As part of multiple projects Quinn Evans Architects has undertaken at the Science Museum of Virginia, the Dewey Gottwald Center is a new permanent large multipurpose space that can accommodate civic and private events, special large-scale traveling exhibits and educational programs. The project also includes a complementary exterior terrace that can be used in conjunction with the event space or for stand alone events.
The Science Museum of Virginia is located at the classic 1919 Union (Broad Street) Station designed by John Russell Pope. The addition is on axis with the Beaux Arts train station and addresses Leigh Street to provide a secondary event entry to the museum campus. The Dewey Gottwald Center’s design evolved from a thoughtful consideration of the historic context of the forms and order of the Broad Street Station and its site. The prominent roof form is a complementary yet contrasting response to the Station’s dome: whereas the dome encloses, gathers and centers people in its space, the reverse curvature of the Event Center’s roof is about gathering people yet opening them up to the wider context of the site and its outdoor spaces and features.

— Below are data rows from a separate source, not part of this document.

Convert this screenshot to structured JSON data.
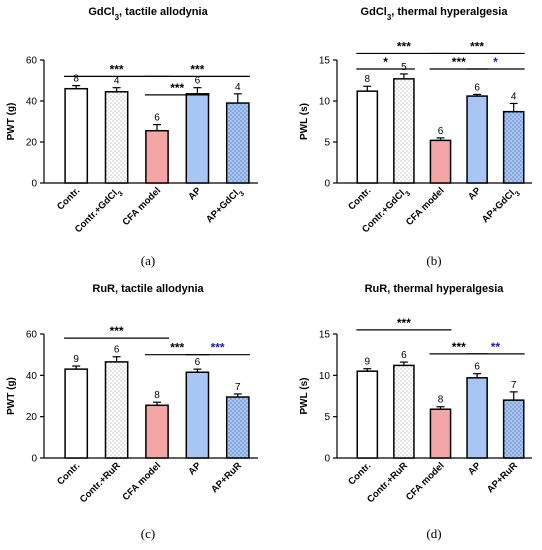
{
  "chart_data": [
    {
      "type": "bar",
      "panel_label": "(a)",
      "title_main": "GdCl",
      "title_sub": "3",
      "title_rest": ", tactile allodynia",
      "ylabel": "PWT (g)",
      "ylim": [
        0,
        60
      ],
      "yticks": [
        "0",
        "20",
        "40",
        "60"
      ],
      "categories": [
        {
          "label": "Contr.",
          "sub": ""
        },
        {
          "label": "Contr.+GdCl",
          "sub": "3"
        },
        {
          "label": "CFA model",
          "sub": ""
        },
        {
          "label": "AP",
          "sub": ""
        },
        {
          "label": "AP+GdCl",
          "sub": "3"
        }
      ],
      "values": [
        46,
        44.5,
        25.5,
        43.5,
        39
      ],
      "errors": [
        1.5,
        2,
        3,
        3,
        4.5
      ],
      "n": [
        "8",
        "4",
        "6",
        "6",
        "4"
      ],
      "fills": [
        "white",
        "dots",
        "pink",
        "blue",
        "bluedots"
      ],
      "significance": [
        {
          "from": 0,
          "to": 2,
          "level": 52,
          "label": "***",
          "color": "#000000"
        },
        {
          "from": 2,
          "to": 4,
          "level": 52,
          "label": "***",
          "color": "#000000"
        },
        {
          "from": 2,
          "to": 3,
          "level": 43,
          "label": "***",
          "color": "#000000"
        }
      ]
    },
    {
      "type": "bar",
      "panel_label": "(b)",
      "title_main": "GdCl",
      "title_sub": "3",
      "title_rest": ", thermal hyperalgesia",
      "ylabel": "PWL (s)",
      "ylim": [
        0,
        15
      ],
      "yticks": [
        "0",
        "5",
        "10",
        "15"
      ],
      "categories": [
        {
          "label": "Contr.",
          "sub": ""
        },
        {
          "label": "Contr.+GdCl",
          "sub": "3"
        },
        {
          "label": "CFA model",
          "sub": ""
        },
        {
          "label": "AP",
          "sub": ""
        },
        {
          "label": "AP+GdCl",
          "sub": "3"
        }
      ],
      "values": [
        11.2,
        12.7,
        5.2,
        10.6,
        8.7
      ],
      "errors": [
        0.6,
        0.6,
        0.3,
        0.2,
        1
      ],
      "n": [
        "8",
        "5",
        "6",
        "6",
        "4"
      ],
      "fills": [
        "white",
        "dots",
        "pink",
        "blue",
        "bluedots"
      ],
      "significance": [
        {
          "from": 0,
          "to": 2,
          "level": 15.8,
          "label": "***",
          "color": "#000000"
        },
        {
          "from": 2,
          "to": 4,
          "level": 15.8,
          "label": "***",
          "color": "#000000"
        },
        {
          "from": 0,
          "to": 1,
          "level": 13.9,
          "label": "*",
          "color": "#000000"
        },
        {
          "from": 2,
          "to": 3,
          "level": 13.9,
          "label": "***",
          "color": "#000000"
        },
        {
          "from": 3,
          "to": 4,
          "level": 13.9,
          "label": "*",
          "color": "#1a1aa6"
        }
      ]
    },
    {
      "type": "bar",
      "panel_label": "(c)",
      "title_main": "RuR",
      "title_sub": "",
      "title_rest": ", tactile allodynia",
      "ylabel": "PWT (g)",
      "ylim": [
        0,
        60
      ],
      "yticks": [
        "0",
        "20",
        "40",
        "60"
      ],
      "categories": [
        {
          "label": "Contr.",
          "sub": ""
        },
        {
          "label": "Contr.+RuR",
          "sub": ""
        },
        {
          "label": "CFA model",
          "sub": ""
        },
        {
          "label": "AP",
          "sub": ""
        },
        {
          "label": "AP+RuR",
          "sub": ""
        }
      ],
      "values": [
        43,
        46.5,
        25.5,
        41.5,
        29.5
      ],
      "errors": [
        1.5,
        2.5,
        1.5,
        1.5,
        1.5
      ],
      "n": [
        "9",
        "6",
        "8",
        "6",
        "7"
      ],
      "fills": [
        "white",
        "dots",
        "pink",
        "blue",
        "bluedots"
      ],
      "significance": [
        {
          "from": 0,
          "to": 2,
          "level": 58,
          "label": "***",
          "color": "#000000"
        },
        {
          "from": 2,
          "to": 3,
          "level": 50,
          "label": "***",
          "color": "#000000"
        },
        {
          "from": 3,
          "to": 4,
          "level": 50,
          "label": "***",
          "color": "#1a1aa6"
        }
      ]
    },
    {
      "type": "bar",
      "panel_label": "(d)",
      "title_main": "RuR,",
      "title_sub": "",
      "title_rest": "  thermal hyperalgesia",
      "ylabel": "PWL (s)",
      "ylim": [
        0,
        15
      ],
      "yticks": [
        "0",
        "5",
        "10",
        "15"
      ],
      "categories": [
        {
          "label": "Contr.",
          "sub": ""
        },
        {
          "label": "Contr.+RuR",
          "sub": ""
        },
        {
          "label": "CFA model",
          "sub": ""
        },
        {
          "label": "AP",
          "sub": ""
        },
        {
          "label": "AP+RuR",
          "sub": ""
        }
      ],
      "values": [
        10.5,
        11.2,
        5.9,
        9.7,
        7
      ],
      "errors": [
        0.3,
        0.4,
        0.3,
        0.5,
        1
      ],
      "n": [
        "9",
        "6",
        "8",
        "6",
        "7"
      ],
      "fills": [
        "white",
        "dots",
        "pink",
        "blue",
        "bluedots"
      ],
      "significance": [
        {
          "from": 0,
          "to": 2,
          "level": 15.5,
          "label": "***",
          "color": "#000000"
        },
        {
          "from": 2,
          "to": 3,
          "level": 12.6,
          "label": "***",
          "color": "#000000"
        },
        {
          "from": 3,
          "to": 4,
          "level": 12.6,
          "label": "**",
          "color": "#1a1aa6"
        }
      ]
    }
  ],
  "colors": {
    "pink": "#f4a5a5",
    "blue": "#a7c6f3",
    "dot_gray": "#8a8a8a",
    "dot_blue": "#3b5c9c",
    "sig_blue": "#1a1aa6"
  }
}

The Owner’s original brief for the project requested a building whose form would be evidently derived from and illustrative of math and science. We extended this thinking to consider the platonic forms used by Pope in the Station, and sought to employ similar kinds of geometries, transformed, to generate the form of the building. At its most basic level, the building is formed by the intersection of a simple cubic volume and a slice of 600-foot diameter cylinder!
The perimeter of the roof is elevated above glass curtain walls and clerestories that daylight the space and lend more lightness to the roof form. Interior ceiling and acoustical treatments parallel the angle of the roof trusses and model the curve of the roof on the interior. Open ceilings permit the high level of flexibility required in accommodating a variety of educational, commercial, social and cultural events as well as international-caliber traveling exhibits.
Operable panel partitions permit a variety of configurations for large and small events. The western elevation opens up to the terrace and the Museum’s open site, platforms and railway rolling stock and other artifacts. A lower volume on the north and east merges with the site berms and houses restrooms and storage, mechanical spaces and the catering and service areas. The front of the building establishes a new entry on Leigh Street appropriate to serving the events and expressive of the Museum’s 21st Century face.
The project was designed in partnership with Pfeiffer Partners Architects.